WB: Many apocryphal stories have popped up in Canada about how your publisher, Douglas Gibson, finally got you to finish No Great Mischief. One story has him driving from Toronto to Windsor, sneaking into your office and stealing the manuscript, supposedly written on exam booklets. Another has him flying to Nova Scotia and literally pulling the manuscript from your grasp. Another involves a bribe of a bottle of whiskey. Gibson has written an interesting essay about the whole business that was published in Alistair MacLeod: Essays on His Work. But regardless of what really happened, there's still the lingering impression that you were reluctant to wrap up the novel. Is that true?
AM: Not really, it's just that Douglas wanted the novel before it was finished because he was trying to meet a publishing deadline.
WB: Did he have to wait very long?
AM: No, it all worked out just fine. He came to Windsor because of his deadline, and the novel was actually finished at that point, but I hadn't had the time to type a lot of it, so he said, "Just give me what you've got." Then he got a typist to type it up rather quickly, and I didn't mind at all since I had no intention of doing any revising at the typewriter. So I was very fortunate with the way things worked out, publishing my first novel at the age of sixty-two!
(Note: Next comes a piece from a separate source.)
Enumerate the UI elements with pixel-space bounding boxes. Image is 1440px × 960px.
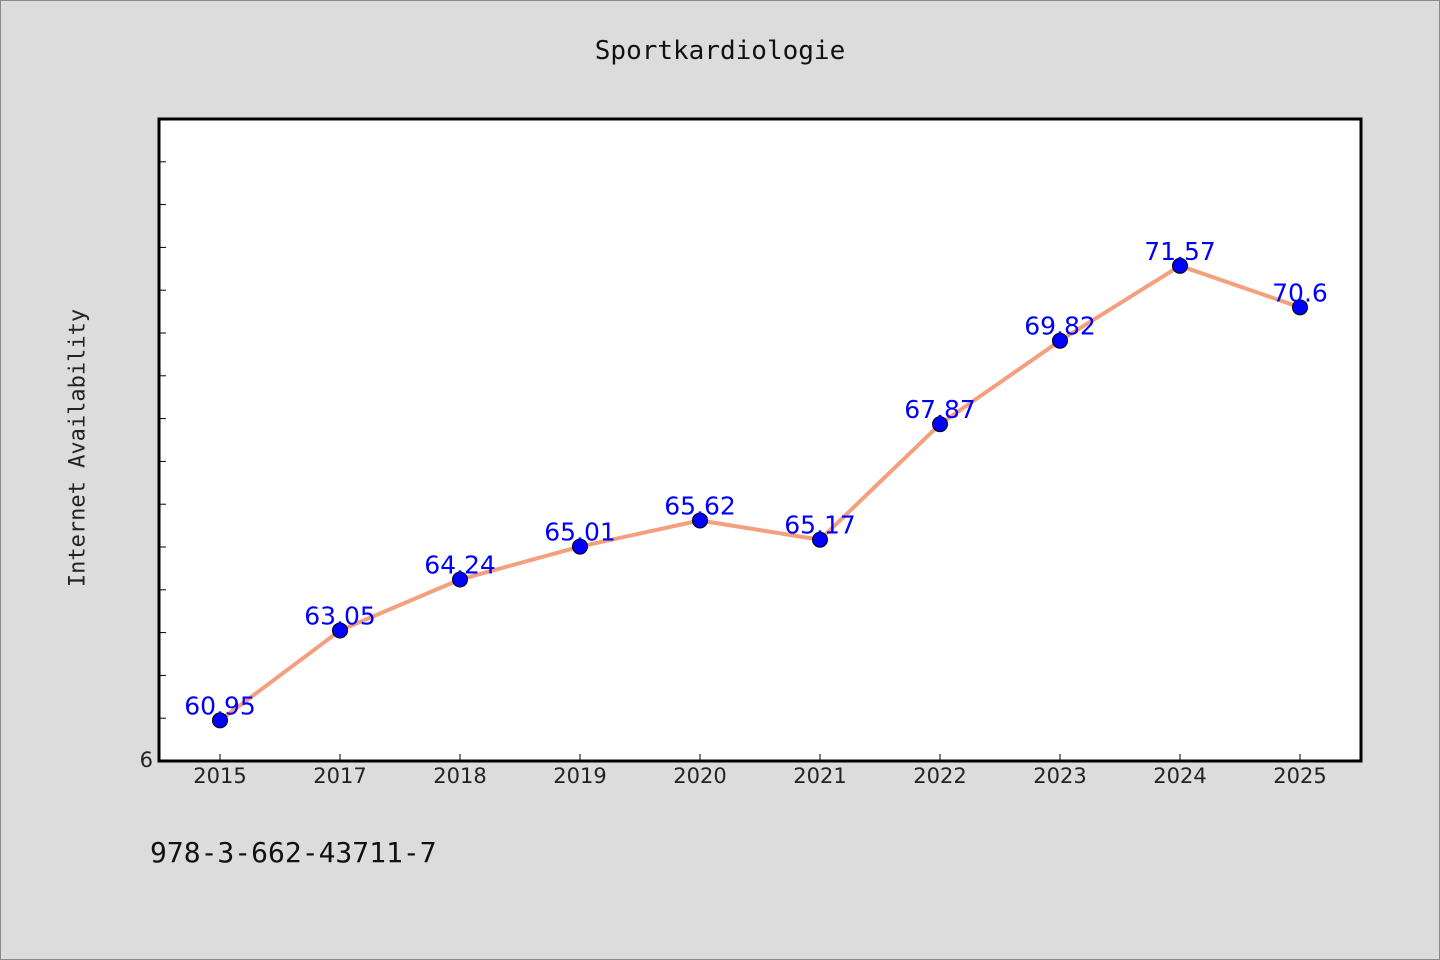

WB: I hope, now that you've retired from teaching, that there'll be many more stories and novels in the future, and I'd like to finish up today by asking you to read a passage from your story "The Road to Rankin's Point," which is about a sick young man of twenty-three who has only a few months to live and decides to visit his elderly grandmother.
AM: I'll be glad to read that passage:

"I rise and climb the steep road until I am standing at the cliff's edge which faces out to sea. I turn my head to the left and try to look up the coast to the home and buildings of Rankin's Point, but I cannot see in the darkness. For the first time in the centuries since the Scottish emigrations there is no human life at the end of this dark road. I turn again to the open sea and concentrate very hard on seeing something but it is no use. My grandmother cannot see Prince Edward Island now nor ever will again. I look down into the darkness beneath my feet but there too there is only a darkened void although I can hear the water lapping gently on the boulders far below."

WB: Thank you, Alistair, for your time and your wonderful writings.
AM: Thank you, Bill, and since your grandmother was a MacDonald, I'll finish up by saying, "My hope is constant in thee, Clan Donald."